I'm going to be honest. You have no idea what I look like. There is a small picture of me in the corner, but my back is turned and I'm on the ground, several feet away.  So you don't know that I'm kind of fat. It's not like "OHMYGOD YOU ARE MORBIDLY OBESE, HOW DO YOU WALK?" or anything like that, but it's to the point where I am far too fat to be considered thin and far too thin to be considered fat...or obese. I am not really that uncomfortable with it.  I always dream about how it would feel to walk down a beach or pool in a bikini and not feel self conscious, but I don't let it affect me or my personality.  But I've always wondered...where is the line drawn?
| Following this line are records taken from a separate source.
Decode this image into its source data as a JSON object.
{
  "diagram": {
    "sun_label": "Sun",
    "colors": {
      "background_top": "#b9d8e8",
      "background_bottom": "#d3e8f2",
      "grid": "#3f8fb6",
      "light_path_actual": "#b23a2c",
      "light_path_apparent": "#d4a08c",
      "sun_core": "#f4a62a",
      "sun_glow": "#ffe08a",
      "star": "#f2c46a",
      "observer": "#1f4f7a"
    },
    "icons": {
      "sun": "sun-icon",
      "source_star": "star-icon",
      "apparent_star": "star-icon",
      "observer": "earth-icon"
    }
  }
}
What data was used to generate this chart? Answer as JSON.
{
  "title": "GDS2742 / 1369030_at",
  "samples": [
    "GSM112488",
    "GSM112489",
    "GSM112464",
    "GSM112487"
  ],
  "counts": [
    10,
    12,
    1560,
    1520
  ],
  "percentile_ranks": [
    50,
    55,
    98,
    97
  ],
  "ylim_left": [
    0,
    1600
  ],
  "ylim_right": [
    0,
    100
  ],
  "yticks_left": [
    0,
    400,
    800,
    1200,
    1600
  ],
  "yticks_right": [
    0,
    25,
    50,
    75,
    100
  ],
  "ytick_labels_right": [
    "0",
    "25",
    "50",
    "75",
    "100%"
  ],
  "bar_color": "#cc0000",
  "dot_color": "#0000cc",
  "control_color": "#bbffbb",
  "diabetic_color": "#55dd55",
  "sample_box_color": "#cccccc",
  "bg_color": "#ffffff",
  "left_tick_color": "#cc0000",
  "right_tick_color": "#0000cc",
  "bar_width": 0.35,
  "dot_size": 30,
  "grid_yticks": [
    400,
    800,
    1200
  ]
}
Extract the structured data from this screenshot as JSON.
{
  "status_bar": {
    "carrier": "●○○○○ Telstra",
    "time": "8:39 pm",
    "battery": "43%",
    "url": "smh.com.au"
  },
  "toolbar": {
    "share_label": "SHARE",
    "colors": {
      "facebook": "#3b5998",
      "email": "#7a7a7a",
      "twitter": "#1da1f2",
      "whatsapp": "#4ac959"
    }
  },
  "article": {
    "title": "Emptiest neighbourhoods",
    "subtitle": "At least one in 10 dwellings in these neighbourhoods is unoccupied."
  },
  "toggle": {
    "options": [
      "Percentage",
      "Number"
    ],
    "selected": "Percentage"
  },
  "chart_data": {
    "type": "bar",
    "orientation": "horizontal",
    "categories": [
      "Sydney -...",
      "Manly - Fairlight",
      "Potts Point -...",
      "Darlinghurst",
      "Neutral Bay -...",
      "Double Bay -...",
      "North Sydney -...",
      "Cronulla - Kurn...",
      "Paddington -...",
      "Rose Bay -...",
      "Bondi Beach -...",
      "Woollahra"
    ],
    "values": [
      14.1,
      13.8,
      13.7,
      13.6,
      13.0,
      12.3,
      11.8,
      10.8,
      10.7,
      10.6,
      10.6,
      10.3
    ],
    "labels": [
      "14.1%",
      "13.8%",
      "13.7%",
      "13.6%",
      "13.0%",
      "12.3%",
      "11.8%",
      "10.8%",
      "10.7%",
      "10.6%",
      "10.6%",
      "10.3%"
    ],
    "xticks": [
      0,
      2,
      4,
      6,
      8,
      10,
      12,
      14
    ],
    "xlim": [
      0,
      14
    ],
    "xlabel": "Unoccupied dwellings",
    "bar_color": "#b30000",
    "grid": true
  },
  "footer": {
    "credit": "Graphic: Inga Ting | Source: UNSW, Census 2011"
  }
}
I'm always told to be comfortable in my own skin, to not change a thing about myself, to be happy.  And on the other hand, I am told that it would be better if I lost weight, better if I dieted, I'd be healthier.  I just think, when is it important to lose weight? When you start losing confidence in yourself? When you feel embarrassed about your body? When it starts affecting your health in a major way? My mother is the biggest supporter f the "Why don't you lose some weight" side, but if my friends like me for me and I feel comfortable with it, why the fuck should I have to change? I mean, I'm not hurting you with it. I'm not bouncing around shirtless waving my fat folds in front of your face as I shove pie down my throat.  I'm just...me. This is something that I've been having trouble with for a long time and I just wanted to share.  That is the not rhetorical question of the blog: when should one lose weight? And if they are completely happy and healthy, should they ever? I'm on the fence.  I don't think I'll ever have the motivation to lose more than a few pounds at a time before I gain it all back, but I'm not just frolicking around like an elephant. Now I'm repeating myself. Time to go now. Good bye.